Patient Safety in Surgery
© Barone; licensee BioMed Central. 2015
Received: 10 December 2014
Accepted: 22 December 2014
Published: 26 February 2015
As the pressure mounts on physicians to become more aware of patient safety, this timely new book appears (Box). The work is edited by Drs. Philip F. Stahel and Cyril Mauffrey, both of whom have published extensively on patient safety issues. Dr. Stahel is also the founding editor and Editor-in-Chief of the open-access journal Patient Safety in Surgery.
Experts in the field of patient safety from several countries contributed chapters. The list is diverse and includes surgeons, anesthesiologists, internists, nurses, liability insurance executives, risk managers, and importantly, patient advocates.
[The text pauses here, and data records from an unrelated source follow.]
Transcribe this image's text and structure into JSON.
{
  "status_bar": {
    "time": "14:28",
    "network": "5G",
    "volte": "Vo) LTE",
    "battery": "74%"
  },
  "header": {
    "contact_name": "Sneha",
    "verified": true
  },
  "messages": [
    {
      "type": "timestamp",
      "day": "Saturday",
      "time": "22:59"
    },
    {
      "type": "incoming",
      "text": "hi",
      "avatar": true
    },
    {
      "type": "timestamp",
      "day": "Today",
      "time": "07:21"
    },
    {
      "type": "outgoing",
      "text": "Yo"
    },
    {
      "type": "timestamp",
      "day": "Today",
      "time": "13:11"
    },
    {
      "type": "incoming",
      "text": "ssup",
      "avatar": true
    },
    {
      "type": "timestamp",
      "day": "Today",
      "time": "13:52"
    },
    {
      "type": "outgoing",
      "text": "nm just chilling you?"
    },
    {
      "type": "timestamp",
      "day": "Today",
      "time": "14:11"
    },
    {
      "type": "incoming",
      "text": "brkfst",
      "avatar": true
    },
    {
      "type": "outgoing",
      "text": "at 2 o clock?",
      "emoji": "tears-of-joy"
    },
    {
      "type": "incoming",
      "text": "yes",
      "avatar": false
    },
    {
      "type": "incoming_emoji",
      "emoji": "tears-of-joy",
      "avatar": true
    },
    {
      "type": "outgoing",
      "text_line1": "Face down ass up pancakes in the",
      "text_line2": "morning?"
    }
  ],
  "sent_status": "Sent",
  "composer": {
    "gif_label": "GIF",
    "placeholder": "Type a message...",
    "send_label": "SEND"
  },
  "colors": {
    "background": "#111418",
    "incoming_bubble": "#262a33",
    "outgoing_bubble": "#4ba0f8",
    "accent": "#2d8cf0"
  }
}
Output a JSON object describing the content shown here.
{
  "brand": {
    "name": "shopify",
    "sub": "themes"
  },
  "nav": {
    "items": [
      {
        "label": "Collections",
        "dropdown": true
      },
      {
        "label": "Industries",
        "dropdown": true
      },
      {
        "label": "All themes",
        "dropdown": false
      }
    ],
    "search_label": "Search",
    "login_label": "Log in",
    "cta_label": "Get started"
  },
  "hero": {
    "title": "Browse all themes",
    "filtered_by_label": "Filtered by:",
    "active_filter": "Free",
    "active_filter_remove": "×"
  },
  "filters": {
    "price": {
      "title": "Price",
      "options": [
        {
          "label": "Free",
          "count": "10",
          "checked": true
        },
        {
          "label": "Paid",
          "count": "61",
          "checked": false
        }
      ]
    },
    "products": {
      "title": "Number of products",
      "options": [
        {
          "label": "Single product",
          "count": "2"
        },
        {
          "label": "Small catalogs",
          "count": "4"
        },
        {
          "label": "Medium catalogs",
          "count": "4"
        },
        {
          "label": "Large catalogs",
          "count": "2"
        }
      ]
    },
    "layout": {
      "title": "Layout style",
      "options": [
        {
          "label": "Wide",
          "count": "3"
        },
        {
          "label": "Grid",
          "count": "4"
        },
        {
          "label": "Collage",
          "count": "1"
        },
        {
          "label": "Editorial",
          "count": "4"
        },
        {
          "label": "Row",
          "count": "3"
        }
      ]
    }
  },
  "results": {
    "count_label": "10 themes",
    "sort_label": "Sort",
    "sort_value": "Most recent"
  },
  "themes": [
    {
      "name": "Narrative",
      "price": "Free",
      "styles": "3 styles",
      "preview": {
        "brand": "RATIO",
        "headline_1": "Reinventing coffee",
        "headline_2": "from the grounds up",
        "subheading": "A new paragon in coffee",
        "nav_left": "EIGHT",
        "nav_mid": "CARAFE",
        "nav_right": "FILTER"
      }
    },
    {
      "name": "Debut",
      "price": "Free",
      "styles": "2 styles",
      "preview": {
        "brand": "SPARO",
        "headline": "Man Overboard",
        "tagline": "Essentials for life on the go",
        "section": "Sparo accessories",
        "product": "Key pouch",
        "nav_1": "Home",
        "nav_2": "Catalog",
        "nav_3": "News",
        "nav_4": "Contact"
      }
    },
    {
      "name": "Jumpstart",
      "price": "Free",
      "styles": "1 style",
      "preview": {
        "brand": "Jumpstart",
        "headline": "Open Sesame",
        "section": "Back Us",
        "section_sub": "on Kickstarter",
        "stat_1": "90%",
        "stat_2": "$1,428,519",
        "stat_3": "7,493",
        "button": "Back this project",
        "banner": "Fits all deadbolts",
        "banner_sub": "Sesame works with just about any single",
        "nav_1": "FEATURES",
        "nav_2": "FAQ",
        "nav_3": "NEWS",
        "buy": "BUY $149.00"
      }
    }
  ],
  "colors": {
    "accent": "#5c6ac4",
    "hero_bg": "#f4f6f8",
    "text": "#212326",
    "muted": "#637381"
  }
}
The book begins with a number of chapters devoted to such basics as measuring quality, describing and classifying different types of errors, communication, handoffs, accountability, and professionalism. Part two of the book deals with morbidity and mortality conferences, how to report and disclose complications, checklists, and insights into the performance of surgical quality improvement. Anesthesia, nursing, and patient family perspectives, and the challenges surrounding patient safety in the developing world make up the next section. The final chapters focus on case scenarios, one of which describes the preventable death of a young man after what tragically proved to be an unnecessary neurosurgical operation. Written by the parents of the patient, the many errors that occurred and the lack of transparency of the system are explored in detail.
The book is well organized with most chapters featuring an opening list of pitfalls and pearls, an outline of the problem, and specific “take-home” points. I particularly enjoyed the chapters on diagnostic errors, handovers, the surgical morbidity and mortality conference, and the management of unanticipated outcomes.
As is the case with most books having multiple contributors, some redundancies occur. For example, the same illustration of James Reason’s famous “Swiss Cheese” model of medical errors appears in two separate chapters. However, this does not take away from the importance of the work. The book can be read from cover to cover or used as a reference when specific questions about patient safety arise.
Patient Safety in Surgery is a valuable resource for patient care and quality improvement. I enthusiastically recommend this book to surgeons, nurses, and hospital administrators interested in improving the safety of surgical patients in their institutions. It would even be useful as a teaching tool for students and residents.
“Patient Safety in Surgery“. Edited by Philip F. Stahel and Cyril Mauffrey; Springer, Heidelberg/New York; 1st edition, 2014. (ISBN: 978–1447143680)
The author was provided a complimentary copy of the book to review.